Justice : « Les résultats ne sont pas encore à la hauteur du sacrifice consenti »
Début juillet 2017, la commission d’enquête du Conseil supérieur de la magistrature (CSM) a clos son enquête qui a révélé « l’existence de manquement à l’éthique et à la déontologie dans vingt-neuf (29) dossiers » et épinglait ainsi trente-sept (37) noms de magistrats, trois (03) avocats, cinq (05) greffiers, quatre (04) OPJ et APJ de la gendarmerie nationale. Cette nouvelle était venue mettre de l’huile sur le feu dans un Burkina Faso marqué par d’horribles crimes à l’image de l’assassinat du journaliste Norbert Zongo pour lesquels des procès sont toujours attendus. Où se situe le problème, le goulot d’étranglement ? Pourquoi « les résultats ne sont pas encore à la hauteur du sacrifice consenti (leur plateforme revendicative a été totalement satisfaite en début de mandat) » ?
Mathias Tankoano, aujourd’hui avocat, est passé par la case des juges. Pour l’invité de l’émission « Sur la brèche » de la RTB, ce qui passe pour un ’’retard’’ dans le traitement de certains dossiers, « n’est pas un manque de diligence » de la part des magistrats mais plutôt du fait qu’ils ne sont « pas suffisamment nombreux » au regard du nombre de dossiers pour lesquels ils sont saisis.
Il ne cache néanmoins pas son amertume de voir le paysan qui ne connait pas la procédure, qui n’a pas d’avocat et qui, lorsqu’il a un contentieux foncier (ce qui est récurrent en milieu rural), écrit au tribunal, retourne chez lui pour constater trois, quatre mois plus tard que son « dossier n’a toujours pas bougé ».
« Pour avoir été de la maison, je sais comment le juge croule sous le poids des dossiers. Sincèrement, dit-il, la majorité de nos magistrats se battent comme ils peuvent pour vraiment travailler dans la dignité et à la hauteur des charges qui leur sont confiées ». L’ancien magistrat dit comprendre cependant, « le besoin des citoyens d’avoir une justice rapide », eux qui ne doutent pas du « travail très complexe » à effectuer par les juges.
Avec le temps, analyse l’avocat, « il y a beaucoup d’améliorations » et « les magistrats ont fait un effort pour que quelqu’un – surtout quand c’est les dossiers de flagrants délits – ne reste plus en prison un mois, trois mois avant d’être jugé ».
Mais alors, qu’est-ce qui explique que les impressions demeurent le même au fil du temps ? Des impressions qui laissent croire que la justice est rendue selon la tête du client ? Mathias Tankoano est catégorique. « Non », la justice n’est pas rendue en fonction de la tête du plaignant ou de l’inculpé.

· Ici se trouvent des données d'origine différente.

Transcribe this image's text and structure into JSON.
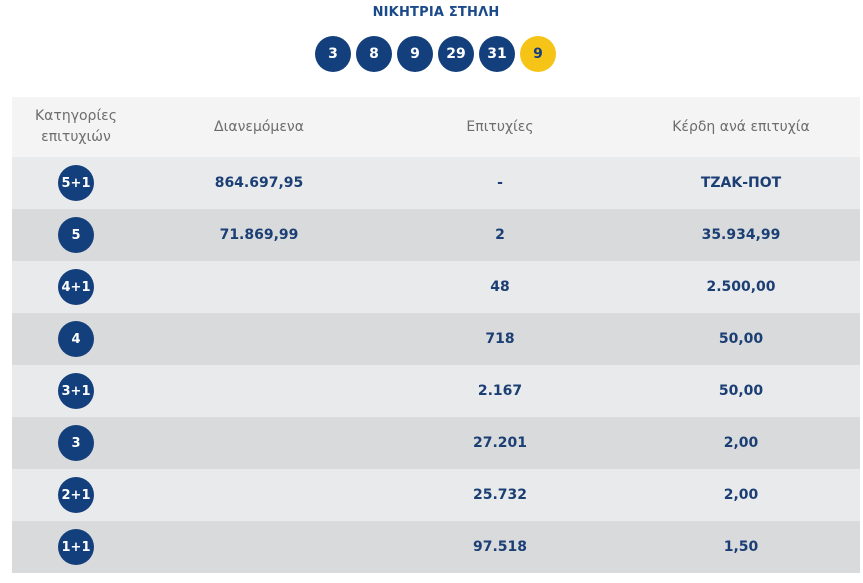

Et même si « la majorité des magistrats font leur travail en toute honnêteté et en toute conscience », l’ancien juge concède : « il y a toujours des ratés ». Ce qui selon lui ne veut pas dire qu’on doit partir de ces cas pour généraliser.
Ces « ratés » ne sont pas du goût du contribuable qui a suivi l’accession sans conditions de l’exécutif aux exigences, aux revendications syndicales de la magistrature. « Tout ce que les magistrats ont demandé, il a accepté. Les mouvements sociaux qui ont suivi, beaucoup ont justifié ces mouvements par le fait qu’on avait accordé suffisamment d’avantages aux magistrats », relève l’ancien conseiller juridique du chef de l’Etat au moment des faits.
L’une des raisons qui a prévalu, dit-il, c’est la volonté du président du Faso d’arriver à une réelle indépendance de l’appareil judiciaire qui doit travailler à éviter que « chacun se rende justice » en extériorisant la violence qu’il y a en lui.
De ce fait concède-t-il, « ce n’est pas normal que nous ayons ce genre de cas (des juges épinglés pour ’’manquement à l’éthique et à la déontologie’’) » et qui a eu pour conséquence le ras-le-bol qui a abouti à l’insurrection populaire. « C’est aux magistrats de se mettre à la hauteur du sacrifice consenti par le peuple ».
Le sont-ils depuis que l’exécutif a consenti à leur accorder ce qu’ils exigeaient ?
L’avocat répondra par la négative. « Les résultats ne sont pas encore à la hauteur du sacrifice consenti » avec pour résultante, une « opinion (qui) a toujours l’impression que c’est de l’argent qu’on a jeté par la fenêtre en accordant autant d’avantages aux magistrats ».